Ultimately, Weisbord’s six box model helps businesses avoid assuming they know everything there is to know about operations and competitive presence in the market. Organizations that take the time to go through every facet of the model are more likely to be rewarded with interesting or revealing opportunities for growth.
The six components of Weisbord’s model
In Weisbord’s model, six components are analyzed to perform an organizational diagnosis:
- Purpose – or the reason a business exists and what it does in the marketplace. For some businesses, purpose is obvious. For businesses that have experienced organic growth or employed a diversification strategy, purpose may be less clear. Purpose can be clarified by evaluating the target market, vision statement, mission statement, or strategic objectives.

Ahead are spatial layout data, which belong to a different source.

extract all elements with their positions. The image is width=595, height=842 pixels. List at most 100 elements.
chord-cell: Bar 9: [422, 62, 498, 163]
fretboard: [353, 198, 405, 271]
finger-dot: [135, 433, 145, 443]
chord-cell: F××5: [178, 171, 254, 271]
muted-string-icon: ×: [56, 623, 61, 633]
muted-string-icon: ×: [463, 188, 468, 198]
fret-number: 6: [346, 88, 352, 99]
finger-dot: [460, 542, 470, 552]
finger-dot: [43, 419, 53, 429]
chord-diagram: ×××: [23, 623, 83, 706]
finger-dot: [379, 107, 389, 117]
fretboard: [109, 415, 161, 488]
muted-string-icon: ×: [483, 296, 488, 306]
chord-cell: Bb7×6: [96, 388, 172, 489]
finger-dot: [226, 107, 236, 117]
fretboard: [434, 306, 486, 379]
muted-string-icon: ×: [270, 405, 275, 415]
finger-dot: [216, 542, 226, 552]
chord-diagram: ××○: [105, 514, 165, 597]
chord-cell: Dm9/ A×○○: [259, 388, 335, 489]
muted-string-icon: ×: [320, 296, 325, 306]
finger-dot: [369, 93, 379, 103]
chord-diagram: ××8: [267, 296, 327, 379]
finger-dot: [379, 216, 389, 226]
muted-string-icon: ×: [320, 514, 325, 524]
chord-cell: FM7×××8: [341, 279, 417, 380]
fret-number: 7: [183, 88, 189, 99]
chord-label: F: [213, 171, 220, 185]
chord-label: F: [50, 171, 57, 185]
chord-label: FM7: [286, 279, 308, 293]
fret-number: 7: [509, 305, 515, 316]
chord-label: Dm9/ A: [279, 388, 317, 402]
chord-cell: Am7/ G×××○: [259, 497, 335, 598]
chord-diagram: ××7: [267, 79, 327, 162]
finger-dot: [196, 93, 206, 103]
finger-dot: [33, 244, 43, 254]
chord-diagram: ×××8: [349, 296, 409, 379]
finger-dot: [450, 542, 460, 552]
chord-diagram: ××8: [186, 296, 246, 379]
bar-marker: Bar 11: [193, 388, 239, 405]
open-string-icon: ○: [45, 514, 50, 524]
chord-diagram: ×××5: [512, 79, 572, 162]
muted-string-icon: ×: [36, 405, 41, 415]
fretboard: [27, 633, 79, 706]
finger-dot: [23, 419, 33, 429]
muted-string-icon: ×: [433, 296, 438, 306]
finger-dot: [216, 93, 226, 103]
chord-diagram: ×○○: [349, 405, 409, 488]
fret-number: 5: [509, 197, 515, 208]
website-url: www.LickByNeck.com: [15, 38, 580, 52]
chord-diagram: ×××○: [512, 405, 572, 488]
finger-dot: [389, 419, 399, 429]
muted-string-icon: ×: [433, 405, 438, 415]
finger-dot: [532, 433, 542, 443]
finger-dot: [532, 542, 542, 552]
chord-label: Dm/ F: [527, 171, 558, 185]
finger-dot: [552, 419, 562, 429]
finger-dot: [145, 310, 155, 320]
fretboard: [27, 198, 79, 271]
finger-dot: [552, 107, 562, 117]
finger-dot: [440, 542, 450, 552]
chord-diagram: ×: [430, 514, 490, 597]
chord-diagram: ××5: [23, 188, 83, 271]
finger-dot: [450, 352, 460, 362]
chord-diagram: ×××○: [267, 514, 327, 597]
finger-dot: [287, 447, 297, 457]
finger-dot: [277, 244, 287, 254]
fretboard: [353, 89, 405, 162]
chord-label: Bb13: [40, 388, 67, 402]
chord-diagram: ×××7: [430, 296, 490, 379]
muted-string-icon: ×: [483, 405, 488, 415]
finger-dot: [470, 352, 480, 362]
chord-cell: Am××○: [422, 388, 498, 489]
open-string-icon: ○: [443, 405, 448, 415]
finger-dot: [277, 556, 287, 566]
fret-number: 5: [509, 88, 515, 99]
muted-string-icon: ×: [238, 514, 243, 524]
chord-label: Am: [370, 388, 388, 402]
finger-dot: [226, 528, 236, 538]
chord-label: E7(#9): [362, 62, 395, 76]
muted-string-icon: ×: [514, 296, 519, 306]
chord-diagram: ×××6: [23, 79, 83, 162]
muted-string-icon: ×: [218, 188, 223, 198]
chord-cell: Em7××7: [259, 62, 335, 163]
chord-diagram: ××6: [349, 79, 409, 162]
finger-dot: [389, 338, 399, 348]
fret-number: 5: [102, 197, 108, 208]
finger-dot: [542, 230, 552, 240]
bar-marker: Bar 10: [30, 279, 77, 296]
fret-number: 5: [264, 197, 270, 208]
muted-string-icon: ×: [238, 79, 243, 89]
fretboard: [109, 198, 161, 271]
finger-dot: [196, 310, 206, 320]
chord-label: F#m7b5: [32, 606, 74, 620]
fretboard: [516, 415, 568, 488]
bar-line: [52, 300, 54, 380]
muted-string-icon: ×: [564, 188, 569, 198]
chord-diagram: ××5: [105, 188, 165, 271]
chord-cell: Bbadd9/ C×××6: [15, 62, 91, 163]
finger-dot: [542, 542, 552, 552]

- Structure – or the way the relationships between team members, functional units, and departments are designed. Does the structure of the organization align with what it is trying to achieve? Is the ratio of managerial staff to employees correct? How is work assigned? Who is responsible for goals being met? Many businesses have been derailed by poor structure despite possessing good products and innovative thinkers.
- Relationships – conflict is inevitable in the workplace, but strong employee relationships and an established chain of command can overcome issues and make the company stronger. Poor employee relations, on the other hand, create a toxic culture that makes strategy execution difficult.
- Rewards – or any incentive or scheme designed to increase employee motivation. How are the various contributions of different team members celebrated? Do achievements ever go unrecognized? Indeed, do employees who have been recognized feel a sense of ownership and pride?
- Leadership – in Weisbord’s model, defining leadership styles is less important than instituting leadership appropriate to the situation or organizational structure. Ideally, these leaders need to utilize the human, material, and fiscal resources at their disposal to carry out the organizational strategy.
- Helpful mechanisms – these are particular technologies, skills, or raw materials essential to the success of the business. Helpful mechanisms can quickly become outdated or ineffective, so the organization needs to be adaptive, flexible, and stay abreast of current trends.
- Weisbord’s six box model is a framework used to evaluate how well a business functions and executes on strategy. It was created by American business analyst Marvin R. Weisbord.
- Weisbord’s six box model helps businesses avoid becoming narrow-minded and encourages them to challenge the status quo and identify growth opportunities. For best results, Weisbord suggested the same key individuals complete the evaluation on every occasion.
- Weisbord’s six box model asks businesses to evaluate six components: purpose, structure, relationships, rewards, leadership, and helpful mechanisms.